Catarina Sarmento e Castro votou vencida na decisão de declaração de não inconstitucionalidade da suspensão dos complementos de pensão atribuídos por empresas do setor público e acompanhou “a decisão, e no essencial, a fundamentação das restantes alíneas”.

Na respetiva declaração de voto, a juiza escreveu que “ao suspender o pagamento de complementos de pensão anteriormente acordados entre as empresas e os trabalhadores, suspende-se, unilateralmente, disposições livremente acordadas entre as partes, impedindo, para futuro, com termo indefinido, o estabelecimento de derrogações à regra da suspensão dos complementos”. E adianta: “A norma não se limita a afastar a possibilidade da introdução de complementos de pensão para o futuro, suspende, igualmente, a eficácia das situações anteriormente acordadas”.

“O legislador não pode atingir de forma tão significativa os instrumentos de regulamentação coletiva de trabalho já celebrados e em vigor”, opina Catarina Sarmento e Castro.

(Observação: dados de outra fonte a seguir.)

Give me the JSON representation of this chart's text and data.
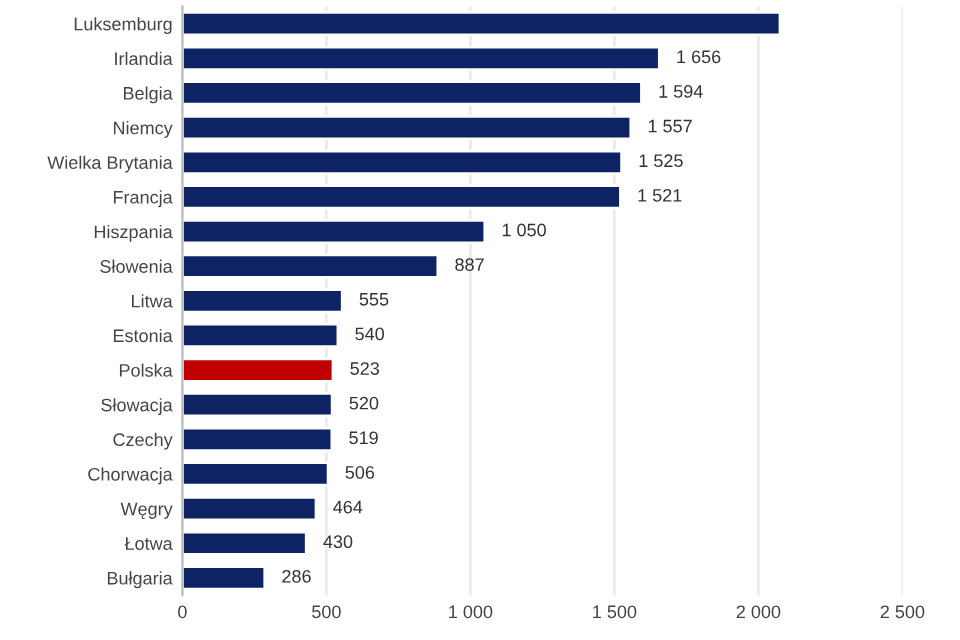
{
  "chart_data": {
    "type": "bar",
    "orientation": "horizontal",
    "categories": [
      "Luksemburg",
      "Irlandia",
      "Belgia",
      "Niemcy",
      "Wielka Brytania",
      "Francja",
      "Hiszpania",
      "Słowenia",
      "Litwa",
      "Estonia",
      "Polska",
      "Słowacja",
      "Czechy",
      "Chorwacja",
      "Węgry",
      "Łotwa",
      "Bułgaria"
    ],
    "values": [
      2075,
      1656,
      1594,
      1557,
      1525,
      1521,
      1050,
      887,
      555,
      540,
      523,
      520,
      519,
      506,
      464,
      430,
      286
    ],
    "value_labels": [
      null,
      "1 656",
      "1 594",
      "1 557",
      "1 525",
      "1 521",
      "1 050",
      "887",
      "555",
      "540",
      "523",
      "520",
      "519",
      "506",
      "464",
      "430",
      "286"
    ],
    "colors": [
      "#0e2364",
      "#0e2364",
      "#0e2364",
      "#0e2364",
      "#0e2364",
      "#0e2364",
      "#0e2364",
      "#0e2364",
      "#0e2364",
      "#0e2364",
      "#c00000",
      "#0e2364",
      "#0e2364",
      "#0e2364",
      "#0e2364",
      "#0e2364",
      "#0e2364"
    ],
    "xlim": [
      0,
      2500
    ],
    "xticks": [
      0,
      500,
      {
        "value": 1000,
        "label": "1 000"
      },
      {
        "value": 1500,
        "label": "1 500"
      },
      {
        "value": 2000,
        "label": "2 000"
      },
      {
        "value": 2500,
        "label": "2 500"
      }
    ],
    "grid": "x"
  }
}
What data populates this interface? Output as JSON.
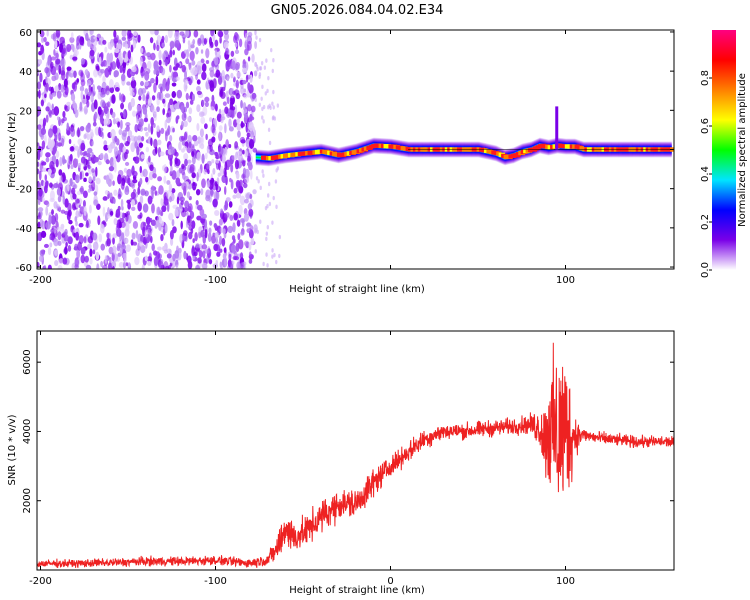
{
  "title": "GN05.2026.084.04.02.E34",
  "chart_data": [
    {
      "type": "heatmap",
      "xlabel": "Height of straight line (km)",
      "ylabel": "Frequency (Hz)",
      "xlim": [
        -202,
        162
      ],
      "ylim": [
        -61,
        61
      ],
      "x_ticks": [
        -200,
        -100,
        0,
        100
      ],
      "x_tick_labels": [
        "-200",
        "-100",
        "",
        "100"
      ],
      "y_ticks": [
        -60,
        -40,
        -20,
        0,
        20,
        40,
        60
      ],
      "y_tick_labels": [
        "-60",
        "-40",
        "-20",
        "0",
        "20",
        "40",
        "60"
      ],
      "noise_region_x": [
        -202,
        -77
      ],
      "signal_band": {
        "x": [
          -77,
          -70,
          -60,
          -50,
          -40,
          -30,
          -20,
          -10,
          0,
          10,
          20,
          30,
          40,
          50,
          60,
          65,
          70,
          75,
          80,
          85,
          90,
          95,
          100,
          105,
          110,
          120,
          130,
          140,
          150,
          160
        ],
        "center_freq": [
          -4,
          -4.5,
          -3,
          -2,
          -1,
          -3,
          -1,
          2,
          1.5,
          0,
          0,
          0,
          0,
          0,
          -2,
          -4,
          -3,
          -1,
          0,
          2,
          1,
          2,
          1.5,
          1.5,
          0,
          0,
          0,
          0,
          0,
          0
        ]
      },
      "spike": {
        "x": 95,
        "freq_range": [
          0,
          22
        ]
      },
      "colorbar": {
        "label": "Normalized spectral amplitude",
        "range": [
          0,
          1
        ],
        "ticks": [
          0.0,
          0.2,
          0.4,
          0.6,
          0.8
        ],
        "tick_labels": [
          "0.0",
          "0.2",
          "0.4",
          "0.6",
          "0.8"
        ],
        "colors": [
          "#ffffff",
          "#7a00e8",
          "#0000ff",
          "#00e5ff",
          "#00ff00",
          "#ffff00",
          "#ff8000",
          "#ff0000",
          "#ff0080"
        ]
      }
    },
    {
      "type": "line",
      "xlabel": "Height of straight line (km)",
      "ylabel": "SNR (10 * v/v)",
      "xlim": [
        -202,
        162
      ],
      "ylim": [
        0,
        6900
      ],
      "x_ticks": [
        -200,
        -100,
        0,
        100
      ],
      "x_tick_labels": [
        "-200",
        "-100",
        "0",
        "100"
      ],
      "y_ticks": [
        2000,
        4000,
        6000
      ],
      "y_tick_labels": [
        "2000",
        "4000",
        "6000"
      ],
      "series": [
        {
          "name": "SNR",
          "color": "#ee2222",
          "x": [
            -202,
            -180,
            -160,
            -140,
            -120,
            -100,
            -80,
            -70,
            -65,
            -60,
            -55,
            -50,
            -40,
            -30,
            -20,
            -10,
            0,
            10,
            20,
            30,
            40,
            50,
            60,
            70,
            80,
            85,
            88,
            90,
            93,
            95,
            98,
            100,
            103,
            105,
            110,
            120,
            130,
            140,
            150,
            162
          ],
          "y": [
            180,
            190,
            210,
            250,
            250,
            280,
            200,
            300,
            600,
            1200,
            950,
            1050,
            1500,
            1900,
            1900,
            2500,
            3000,
            3400,
            3800,
            4000,
            4000,
            4050,
            4100,
            4150,
            4200,
            4100,
            3800,
            4000,
            4000,
            3800,
            4000,
            4100,
            3900,
            3900,
            3900,
            3800,
            3750,
            3700,
            3700,
            3700
          ],
          "noise_amplitude": [
            120,
            120,
            130,
            140,
            140,
            140,
            140,
            180,
            400,
            600,
            500,
            450,
            500,
            450,
            450,
            450,
            300,
            300,
            300,
            250,
            250,
            250,
            250,
            250,
            300,
            600,
            1000,
            1800,
            2200,
            2600,
            2600,
            2400,
            1600,
            700,
            200,
            200,
            180,
            180,
            180,
            180
          ]
        }
      ]
    }
  ]
}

Para Catarina Sarmento e Castro, “o legislador não pode atingir de forma tão significativa os instrumentos de regulamentação coletiva de trabalho já celebrados e em vigor, sem com isso ferir de modo excessivo a confiança dos contraentes na longevidade antecipadamente fixada do instrumento de regulamentação coletiva, e, consequentemente, afetando a garantia da própria contratação coletiva”. Em conclusão, a juíza denuncia a “desproporção da solução” e considera “violado o princípio da proporcionalidade”.